Unser Alltag – ehrlich, herzlich und ein bisschen chaotisch
Die ersten Geburtstage waren für Finn eine enorme Herausforderung. Wir haben eingeladen, gefeiert, geplant – aus unserer Sicht ganz „normal". Ablauf, Gäste, Geräusche, Erwartungen: alles war für Finn eine Überraschung.
Das Ergebnis könnt ihr euch wahrscheinlich vorstellen. Überforderung, Stress, Rückzug – und am Ende ein Geburtstag, der für niemanden wirklich schön war.
Bei den darauffolgenden Geburtstagen haben wir Finn gefragt, wen er denn gerne einladen möchte. Die ausgewählten Gäste waren dann auch da – allerdings stellte sich später heraus, dass Finn sie nicht eingeladen hatte, um mit ihnen zu feiern.
Er wollte ihnen zeigen, wie er lebt, was er mag, was er hat. Für ihn war das kein klassischer Geburtstag, sondern eher eine Präsentation seiner Welt.
Deshalb haben wir einen Geburtstag sogar zweimal gefeiert: Einmal mit den von Finn ausgewählten Gästen – und ein weiteres Mal mit seinen tatsächlichen Freunden.
Die entscheidende Wende kam, als wir begannen, mit Social Stories zu arbeiten. Darin wird erklärt, was ein Geburtstag ist, warum man feiert, wer kommt, was passiert und wann es wieder vorbei ist. Alles klar, reduziert und speziell für Menschen im Autismus-Spektrum aufbereitet.
Zusätzlich haben wir jeden Geburtstag im Vorfeld gemeinsam besprochen. Finn wusste genau, wie der Ablauf ist, wer kommt, was wir machen und wie lange die Feier dauert.
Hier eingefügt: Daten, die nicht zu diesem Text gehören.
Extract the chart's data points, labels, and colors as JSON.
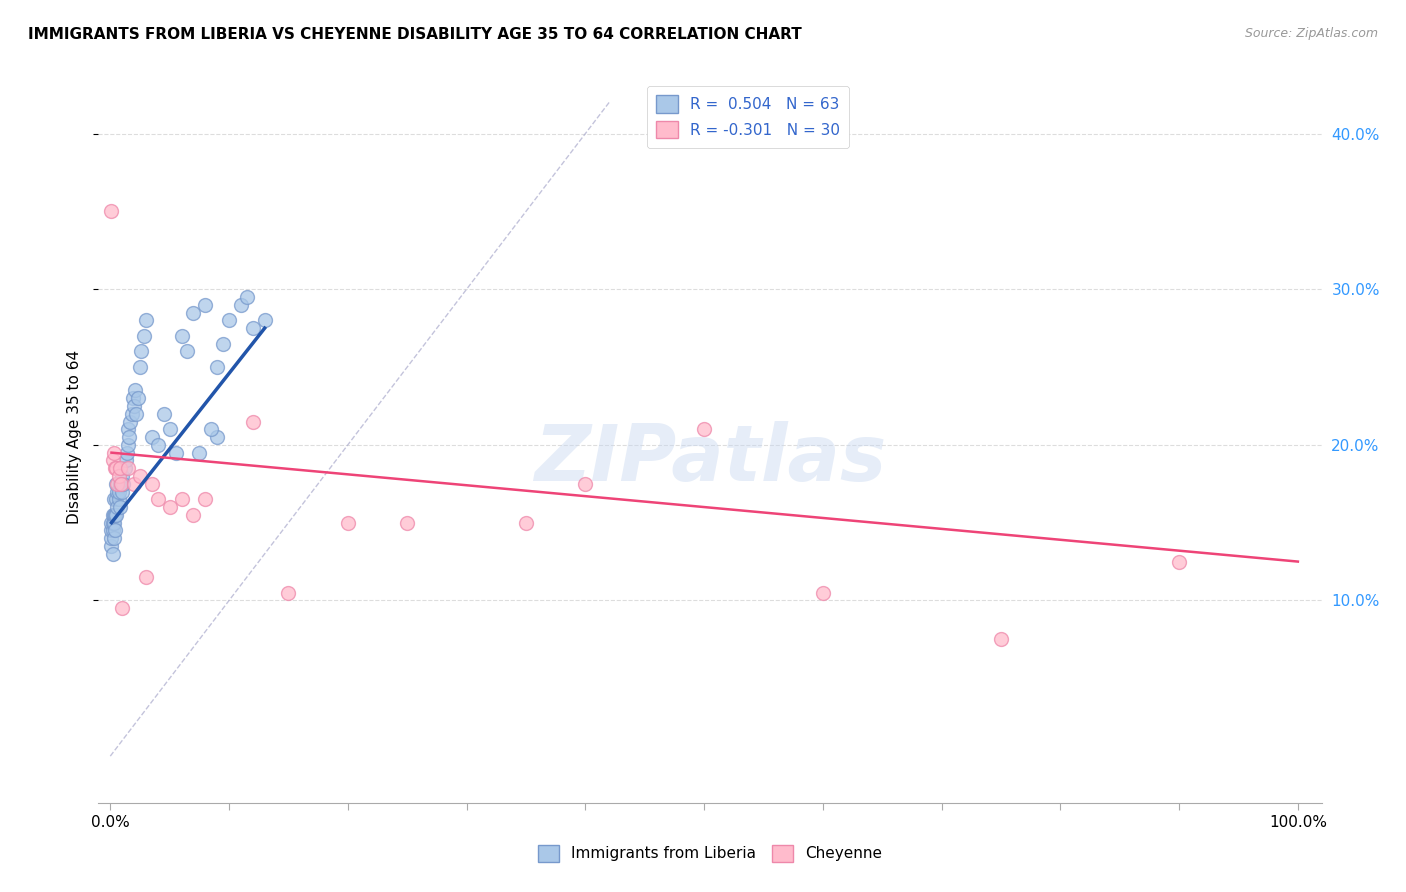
{
  "title": "IMMIGRANTS FROM LIBERIA VS CHEYENNE DISABILITY AGE 35 TO 64 CORRELATION CHART",
  "source": "Source: ZipAtlas.com",
  "ylabel": "Disability Age 35 to 64",
  "ytick_labels": [
    "10.0%",
    "20.0%",
    "30.0%",
    "40.0%"
  ],
  "ytick_positions": [
    10.0,
    20.0,
    30.0,
    40.0
  ],
  "xlim": [
    -1.0,
    102.0
  ],
  "ylim": [
    -3.0,
    44.0
  ],
  "watermark": "ZIPatlas",
  "blue_x": [
    0.1,
    0.1,
    0.1,
    0.1,
    0.2,
    0.2,
    0.2,
    0.2,
    0.3,
    0.3,
    0.3,
    0.3,
    0.4,
    0.4,
    0.5,
    0.5,
    0.5,
    0.6,
    0.6,
    0.7,
    0.7,
    0.8,
    0.8,
    0.9,
    1.0,
    1.0,
    1.1,
    1.2,
    1.3,
    1.4,
    1.5,
    1.5,
    1.6,
    1.7,
    1.8,
    1.9,
    2.0,
    2.1,
    2.2,
    2.3,
    2.5,
    2.6,
    2.8,
    3.0,
    3.5,
    4.0,
    4.5,
    5.0,
    5.5,
    6.0,
    6.5,
    7.0,
    8.0,
    9.0,
    9.5,
    10.0,
    11.0,
    12.0,
    11.5,
    13.0,
    9.0,
    8.5,
    7.5
  ],
  "blue_y": [
    13.5,
    14.0,
    14.5,
    15.0,
    13.0,
    14.5,
    15.0,
    15.5,
    14.0,
    15.0,
    15.5,
    16.5,
    14.5,
    15.5,
    15.5,
    16.5,
    17.5,
    16.0,
    17.0,
    16.5,
    17.0,
    17.5,
    16.0,
    17.5,
    17.0,
    18.0,
    17.5,
    18.5,
    19.0,
    19.5,
    20.0,
    21.0,
    20.5,
    21.5,
    22.0,
    23.0,
    22.5,
    23.5,
    22.0,
    23.0,
    25.0,
    26.0,
    27.0,
    28.0,
    20.5,
    20.0,
    22.0,
    21.0,
    19.5,
    27.0,
    26.0,
    28.5,
    29.0,
    25.0,
    26.5,
    28.0,
    29.0,
    27.5,
    29.5,
    28.0,
    20.5,
    21.0,
    19.5
  ],
  "pink_x": [
    0.1,
    0.2,
    0.3,
    0.4,
    0.5,
    0.6,
    0.7,
    0.8,
    0.9,
    1.0,
    1.5,
    2.0,
    2.5,
    3.0,
    3.5,
    4.0,
    5.0,
    6.0,
    7.0,
    8.0,
    12.0,
    15.0,
    20.0,
    25.0,
    35.0,
    40.0,
    50.0,
    60.0,
    75.0,
    90.0
  ],
  "pink_y": [
    35.0,
    19.0,
    19.5,
    18.5,
    18.5,
    17.5,
    18.0,
    18.5,
    17.5,
    9.5,
    18.5,
    17.5,
    18.0,
    11.5,
    17.5,
    16.5,
    16.0,
    16.5,
    15.5,
    16.5,
    21.5,
    10.5,
    15.0,
    15.0,
    15.0,
    17.5,
    21.0,
    10.5,
    7.5,
    12.5
  ],
  "blue_line_x": [
    0.1,
    13.0
  ],
  "blue_line_y": [
    15.0,
    27.5
  ],
  "pink_line_x": [
    0.1,
    100.0
  ],
  "pink_line_y": [
    19.5,
    12.5
  ],
  "diag_line_x": [
    0.0,
    42.0
  ],
  "diag_line_y": [
    0.0,
    42.0
  ],
  "dot_size": 100,
  "blue_dot_color": "#aac8e8",
  "blue_dot_edge": "#7799cc",
  "pink_dot_color": "#ffbbcc",
  "pink_dot_edge": "#ee88aa",
  "blue_line_color": "#2255aa",
  "pink_line_color": "#ee4477",
  "diag_line_color": "#aaaacc"
}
Die Anzahl der Gäste haben wir bewusst auf vier bis fünf Kinder begrenzt, weil alles darüber hinaus für Finn zu rummelig, zu laut und zu unübersichtlich wird.
Unsere Lösungen
- Geburtstage frühzeitig ankündigen und gemeinsam besprechen
- Einsatz von Social Stories zur Erklärung des Anlasses
- Klare, vorher bekannte Abläufe
- Begrenzte Gästezahl (4–5 Kinder)
- Keine Überraschungen während der Feier
- Akzeptanz dafür, dass Sams Verständnis von „Feiern" anders ist
- Anpassung der Feier an Finn – nicht an gesellschaftliche Erwartungen
Das sagt die Wissenschaft (kurz & verständlich)
Autistische Kinder haben häufig Schwierigkeiten mit sozialen Anlässen, da diese viele unvorhersehbare Elemente enthalten: Menschen, Geräusche, Erwartungen, soziale Regeln und wechselnde Situationen.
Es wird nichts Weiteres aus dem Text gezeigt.